Comme je le disais, je ne vais pas lister toutes les pratiques répugnantes qui ont cours à cette occasion. Mais rien que de continuer à transférer après la période de transfert montre bien que les pseudo-règles ne sont que de la poudre aux yeux : l'important c'est que la thune circule.
Mais j'ai aussi un souhait, peut-être vain. Le souhait qu'enfin, comme dans d'autres domaines et comme dans le passé récent (avant Bretton Woods symboliquement), le marché soit encadré par des règles précises et contraignantes. Il faut pour cela que le regard des citoyens change, comme les clubs et leur grand souk aux joueurs ont changé : que les sociétés qui gèrent les clubs de football ne soient ni vues comme des sociétés vertueuses ou pas dangereuses (ben c'est que du foot non ?) ni comme des entités dont on ne peut pas réguler les activités abusives. Ces entreprises, si rien ne leur est imposé légalement, pousseront toujours plus loin la logique purement financière et l'abandon de l'aspect sportif, et aggraveront encore plus la manière dégradante avec laquelle sont traités les joueurs et les fans de foot.
C'est sur la brève de Monaco, parce qu'à tous ces motifs d'écoeurement, ce club ajoute des liens avec la mafia et du blanchiment. C'est pourtant un club que j'ai adoré, c'est celui de mon premier maillot de poussin en 79, mais là, la coupe est pleine.
Je ne commente jamais les transferts sur l'aspect financier, pour ceux qui ont lu mes autres comms. Là c'est l'occasion d'écrire pourquoi et à quel point la situation me rend malheureux pour ce sport qui n'en est plus un au niveau professionnel - si on ne fait rien ça peut même être pire."
Il n'y a rien de nouveau, juste ma prose fulgurante qui pourrait par son exceptionnelle pertinence lancer un mouvement mondial qui renverserait la FIFA et l'OMC et ferait de notre monde un paradis.
Le paradigme est tellement ancré j'ai l'impression que nous ne faisons que des petites poussettes, ridicules tentatives pour l'arracher aux sables mouvants.
Le foot n'a fait que suivre l'évolution borgne de nos sociétés capitalistes, certains trouvent que c'est une justification (quand ce n'est pas une excuse). Pour moi justement le football le devrait pas être un reflet de la société mais un modèle vers lequel tendre, comme la démocratie corinthiane en son temps.
Car d'une manière ou d'une autre les bonhommes en short ont toujours été nos modèles, et cela même si certains cyniques s'amusent à nier l'importance des figures de l'enfance que sont les footballeurs quand il s'agit de singer les adultes.
Certains croient venue l'heure de la "décroissance", du partage raisonné de notre planète, du changement. J'admire vraiment leur optimisme. Je suis pour ma part circonspect, quand je vois le nombre de maillots qu'arrive à écouler le Qatar, monarchie moyenageuse qui construit des stades climatisés dans les déserts.

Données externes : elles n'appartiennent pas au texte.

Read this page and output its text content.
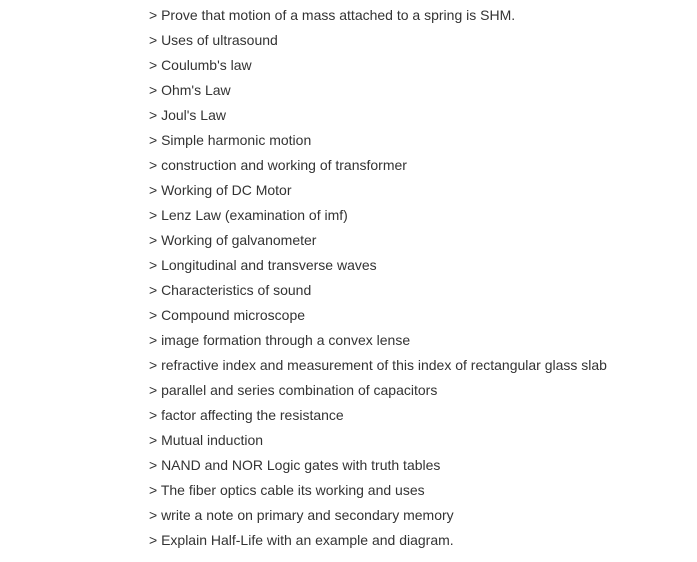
> Prove that motion of a mass attached to a spring is SHM.
> Uses of ultrasound
> Coulumb's law
> Ohm's Law
> Joul's Law
> Simple harmonic motion
> construction and working of transformer
> Working of DC Motor
> Lenz Law (examination of imf)
> Working of galvanometer
> Longitudinal and transverse waves
> Characteristics of sound
> Compound microscope
> image formation through a convex lense
> refractive index and measurement of this index of rectangular glass slab
> parallel and series combination of capacitors
> factor affecting the resistance
> Mutual induction
> NAND and NOR Logic gates with truth tables
> The fiber optics cable its working and uses
> write a note on primary and secondary memory
> Explain Half-Life with an example and diagram.
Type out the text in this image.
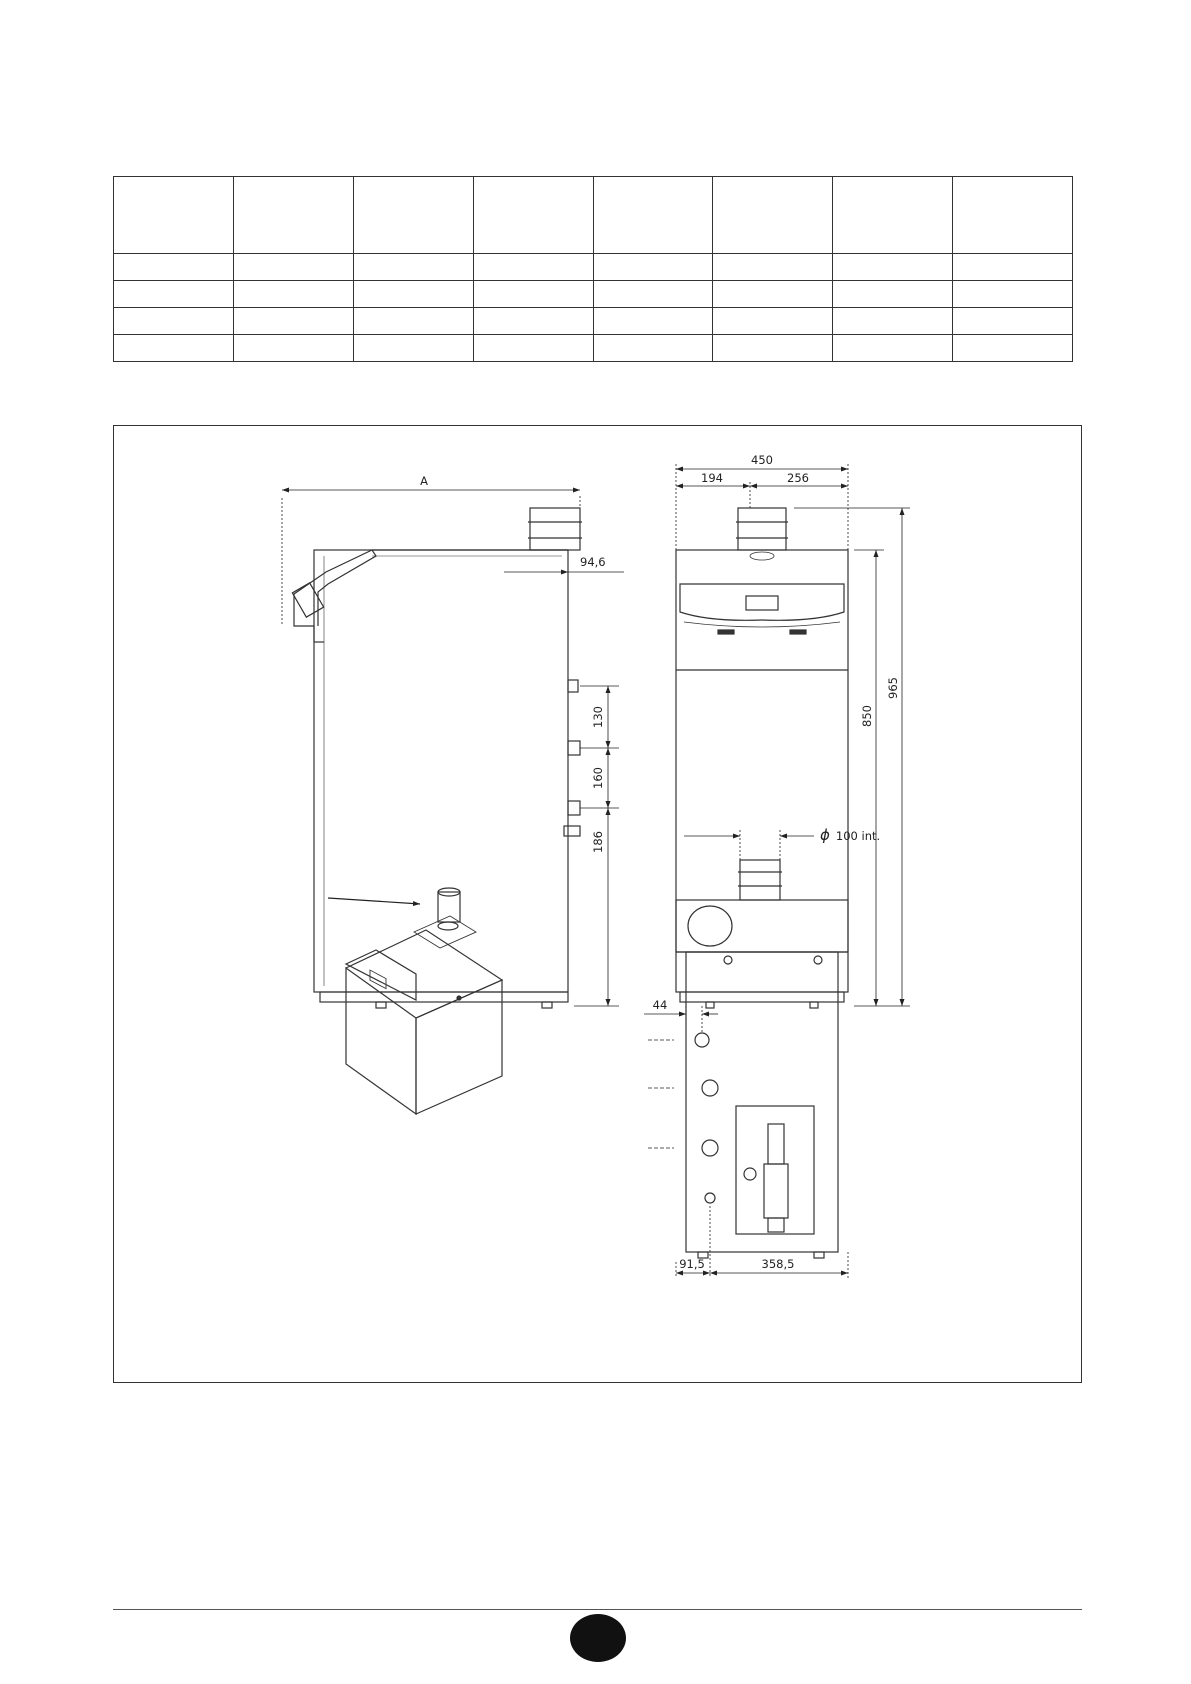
A
94,6
130
160
186
450
194	256
850
965
ϕ 100 int.
44
91,5	358,5
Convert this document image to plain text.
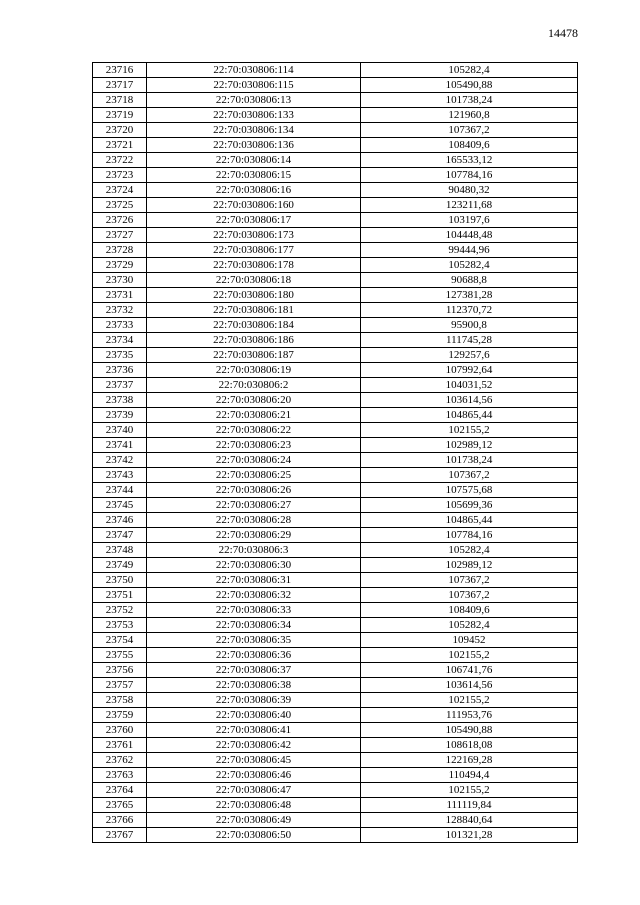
14478
23716	22:70:030806:114	105282,4
23717	22:70:030806:115	105490,88
23718	22:70:030806:13	101738,24
23719	22:70:030806:133	121960,8
23720	22:70:030806:134	107367,2
23721	22:70:030806:136	108409,6
23722	22:70:030806:14	165533,12
23723	22:70:030806:15	107784,16
23724	22:70:030806:16	90480,32
23725	22:70:030806:160	123211,68
23726	22:70:030806:17	103197,6
23727	22:70:030806:173	104448,48
23728	22:70:030806:177	99444,96
23729	22:70:030806:178	105282,4
23730	22:70:030806:18	90688,8
23731	22:70:030806:180	127381,28
23732	22:70:030806:181	112370,72
23733	22:70:030806:184	95900,8
23734	22:70:030806:186	111745,28
23735	22:70:030806:187	129257,6
23736	22:70:030806:19	107992,64
23737	22:70:030806:2	104031,52
23738	22:70:030806:20	103614,56
23739	22:70:030806:21	104865,44
23740	22:70:030806:22	102155,2
23741	22:70:030806:23	102989,12
23742	22:70:030806:24	101738,24
23743	22:70:030806:25	107367,2
23744	22:70:030806:26	107575,68
23745	22:70:030806:27	105699,36
23746	22:70:030806:28	104865,44
23747	22:70:030806:29	107784,16
23748	22:70:030806:3	105282,4
23749	22:70:030806:30	102989,12
23750	22:70:030806:31	107367,2
23751	22:70:030806:32	107367,2
23752	22:70:030806:33	108409,6
23753	22:70:030806:34	105282,4
23754	22:70:030806:35	109452
23755	22:70:030806:36	102155,2
23756	22:70:030806:37	106741,76
23757	22:70:030806:38	103614,56
23758	22:70:030806:39	102155,2
23759	22:70:030806:40	111953,76
23760	22:70:030806:41	105490,88
23761	22:70:030806:42	108618,08
23762	22:70:030806:45	122169,28
23763	22:70:030806:46	110494,4
23764	22:70:030806:47	102155,2
23765	22:70:030806:48	111119,84
23766	22:70:030806:49	128840,64
23767	22:70:030806:50	101321,28
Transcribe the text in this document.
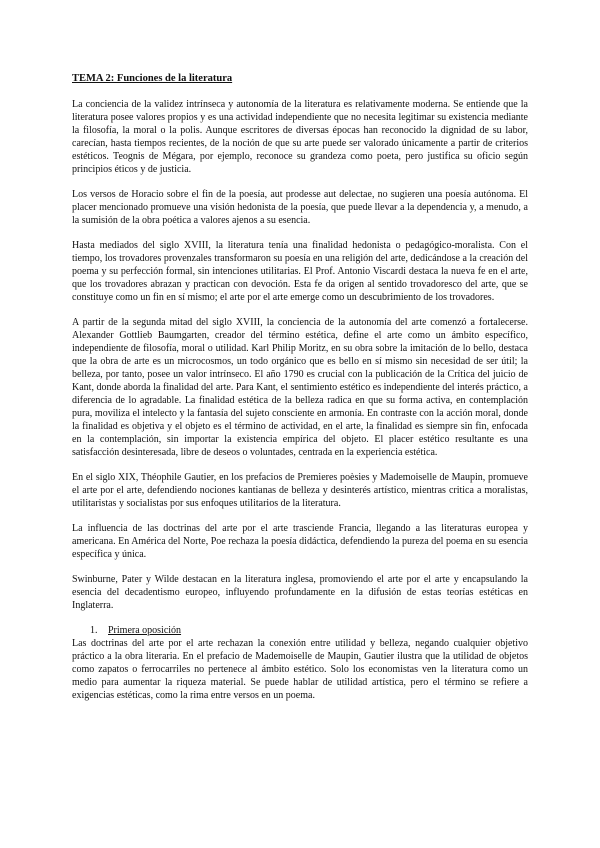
TEMA 2: Funciones de la literatura

La conciencia de la validez intrínseca y autonomía de la literatura es relativamente moderna. Se entiende que la literatura posee valores propios y es una actividad independiente que no necesita legitimar su existencia mediante la filosofía, la moral o la polis. Aunque escritores de diversas épocas han reconocido la dignidad de su labor, carecían, hasta tiempos recientes, de la noción de que su arte puede ser valorado únicamente a partir de criterios estéticos. Teognis de Mégara, por ejemplo, reconoce su grandeza como poeta, pero justifica su oficio según principios éticos y de justicia.

Los versos de Horacio sobre el fin de la poesía, aut prodesse aut delectae, no sugieren una poesía autónoma. El placer mencionado promueve una visión hedonista de la poesía, que puede llevar a la dependencia y, a menudo, a la sumisión de la obra poética a valores ajenos a su esencia.

Hasta mediados del siglo XVIII, la literatura tenía una finalidad hedonista o pedagógico-moralista. Con el tiempo, los trovadores provenzales transformaron su poesía en una religión del arte, dedicándose a la creación del poema y su perfección formal, sin intenciones utilitarias. El Prof. Antonio Viscardi destaca la nueva fe en el arte, que los trovadores abrazan y practican con devoción. Esta fe da origen al sentido trovadoresco del arte, que se constituye como un fin en sí mismo; el arte por el arte emerge como un descubrimiento de los trovadores.

A partir de la segunda mitad del siglo XVIII, la conciencia de la autonomía del arte comenzó a fortalecerse. Alexander Gottlieb Baumgarten, creador del término estética, define el arte como un ámbito específico, independiente de filosofía, moral o utilidad. Karl Philip Moritz, en su obra sobre la imitación de lo bello, destaca que la obra de arte es un microcosmos, un todo orgánico que es bello en sí mismo sin necesidad de ser útil; la belleza, por tanto, posee un valor intrínseco. El año 1790 es crucial con la publicación de la Crítica del juicio de Kant, donde aborda la finalidad del arte. Para Kant, el sentimiento estético es independiente del interés práctico, a diferencia de lo agradable. La finalidad estética de la belleza radica en que su forma activa, en contemplación pura, moviliza el intelecto y la fantasía del sujeto consciente en armonía. En contraste con la acción moral, donde la finalidad es objetiva y el objeto es el término de actividad, en el arte, la finalidad es siempre sin fin, enfocada en la contemplación, sin importar la existencia empírica del objeto. El placer estético resultante es una satisfacción desinteresada, libre de deseos o voluntades, centrada en la experiencia estética.

En el siglo XIX, Théophile Gautier, en los prefacios de Premieres poèsies y Mademoiselle de Maupin, promueve el arte por el arte, defendiendo nociones kantianas de belleza y desinterés artístico, mientras critica a moralistas, utilitaristas y socialistas por sus enfoques utilitarios de la literatura.

La influencia de las doctrinas del arte por el arte trasciende Francia, llegando a las literaturas europea y americana. En América del Norte, Poe rechaza la poesía didáctica, defendiendo la pureza del poema en su esencia específica y única.

Swinburne, Pater y Wilde destacan en la literatura inglesa, promoviendo el arte por el arte y encapsulando la esencia del decadentismo europeo, influyendo profundamente en la difusión de estas teorías estéticas en Inglaterra.

1. Primera oposición

Las doctrinas del arte por el arte rechazan la conexión entre utilidad y belleza, negando cualquier objetivo práctico a la obra literaria. En el prefacio de Mademoiselle de Maupin, Gautier ilustra que la utilidad de objetos como zapatos o ferrocarriles no pertenece al ámbito estético. Solo los economistas ven la literatura como un medio para aumentar la riqueza material. Se puede hablar de utilidad artística, pero el término se refiere a exigencias estéticas, como la rima entre versos en un poema.
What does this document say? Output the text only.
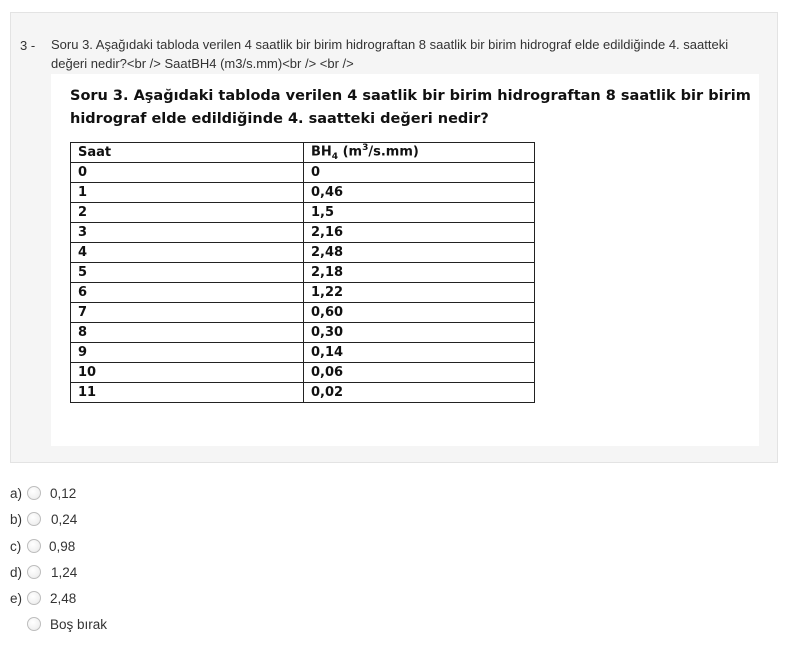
3 - Soru 3. Aşağıdaki tabloda verilen 4 saatlik bir birim hidrograftan 8 saatlik bir birim hidrograf elde edildiğinde 4. saatteki değeri nedir?<br /> SaatBH4 (m3/s.mm)<br /> <br />
Soru 3. Aşağıdaki tabloda verilen 4 saatlik bir birim hidrograftan 8 saatlik bir birim hidrograf elde edildiğinde 4. saatteki değeri nedir?
Saat	$BH_4$ $(m^3/s.mm)$
0	0
1	0,46
2	1,5
3	2,16
4	2,48
5	2,18
6	1,22
7	0,60
8	0,30
9	0,14
10	0,06
11	0,02
a) 0,12
b) 0,24
c) 0,98
d) 1,24
e) 2,48
Boş bırak
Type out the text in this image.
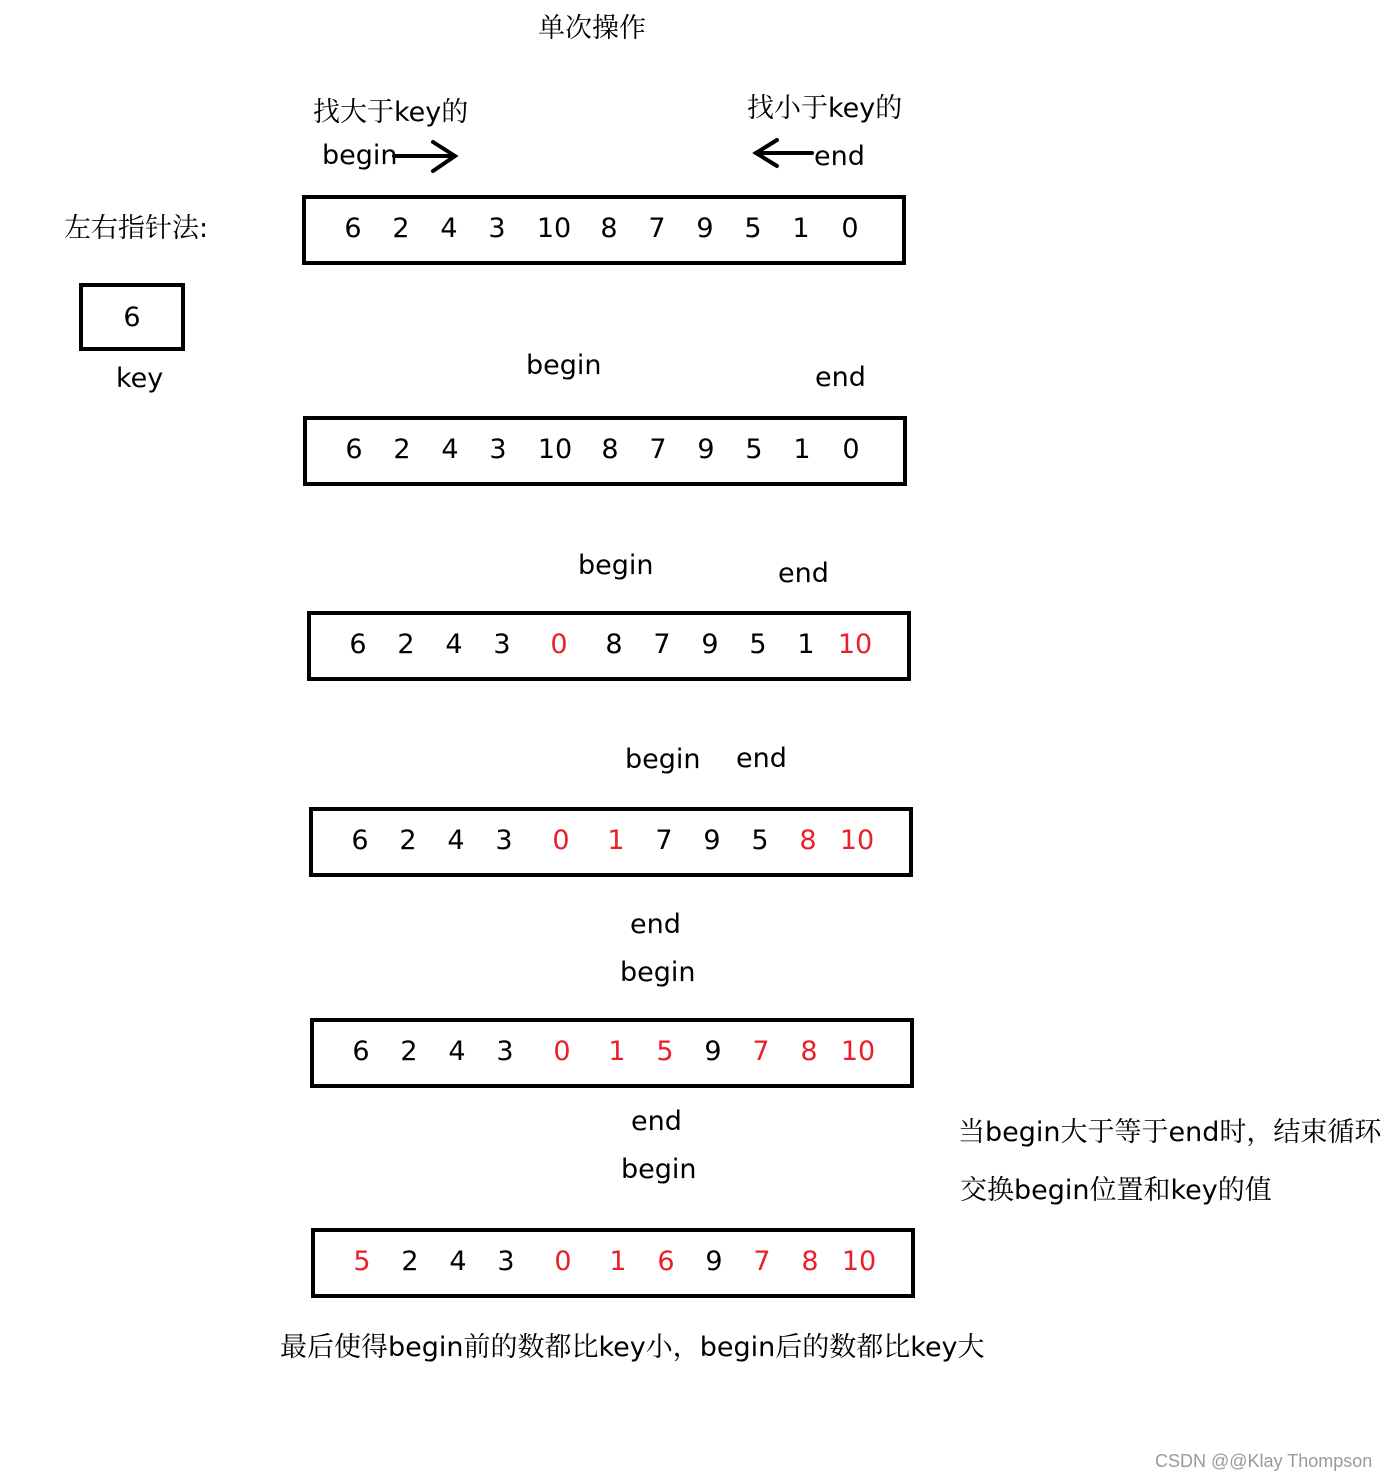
单次操作
左右指针法:
6
key
找大于key的	找小于key的
begin	end
begin	end
begin	end
begin end
end
begin
end
begin
6 2 4 3 10 8 7 9 5 1 0
6 2 4 3 10 8 7 9 5 1 0
6 2 4 3 0 8 7 9 5 1 10
6 2 4 3 0 1 7 9 5 8 10
6 2 4 3 0 1 5 9 7 8 10
5 2 4 3 0 1 6 9 7 8 10
当begin大于等于end时，结束循环
交换begin位置和key的值
最后使得begin前的数都比key小，begin后的数都比key大
CSDN @@Klay Thompson
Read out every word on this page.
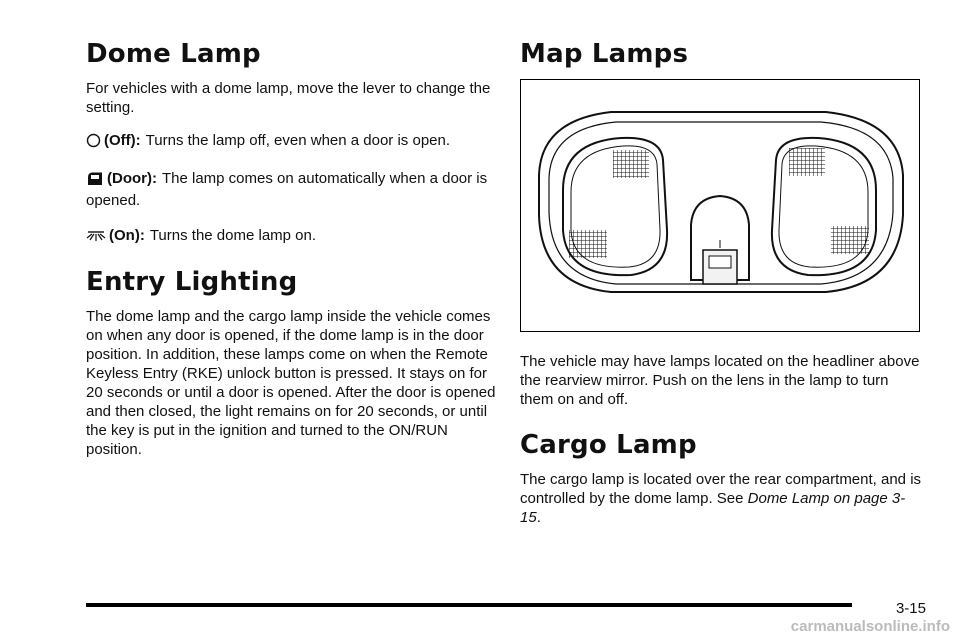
Dome Lamp

For vehicles with a dome lamp, move the lever to change the setting.

(Off): Turns the lamp off, even when a door is open.

(Door): The lamp comes on automatically when a door is opened.

(On): Turns the dome lamp on.

Entry Lighting

The dome lamp and the cargo lamp inside the vehicle comes on when any door is opened, if the dome lamp is in the door position. In addition, these lamps come on when the Remote Keyless Entry (RKE) unlock button is pressed. It stays on for 20 seconds or until a door is opened. After the door is opened and then closed, the light remains on for 20 seconds, or until the key is put in the ignition and turned to the ON/RUN position.

Map Lamps

The vehicle may have lamps located on the headliner above the rearview mirror. Push on the lens in the lamp to turn them on and off.

Cargo Lamp

The cargo lamp is located over the rear compartment, and is controlled by the dome lamp. See Dome Lamp on page 3-15.

3-15
carmanualsonline.info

Les gens ont des oeillères monumentales ; ils continuent à faire des gosses pour soulager leur narcissisme blessé, ou alors ils sont fous pour croire que l'empoisonnement de la planète est réversible. Ils n'ont que leur petit monde tranquille et se fichent bien de détruire la Terre qui est leur vraie maison. Tant qu'ils ont à bouffer, leur petite technologie plus récente que celle de leur voisin et de pauvres gamins sur qui projeter leurs frustrations enfouies.
Pour autant je n'arrive pas à décrocher du football, comme je salive devant un Big Mac. C'est difficile d'être raisonnable et c'est même un peu triste.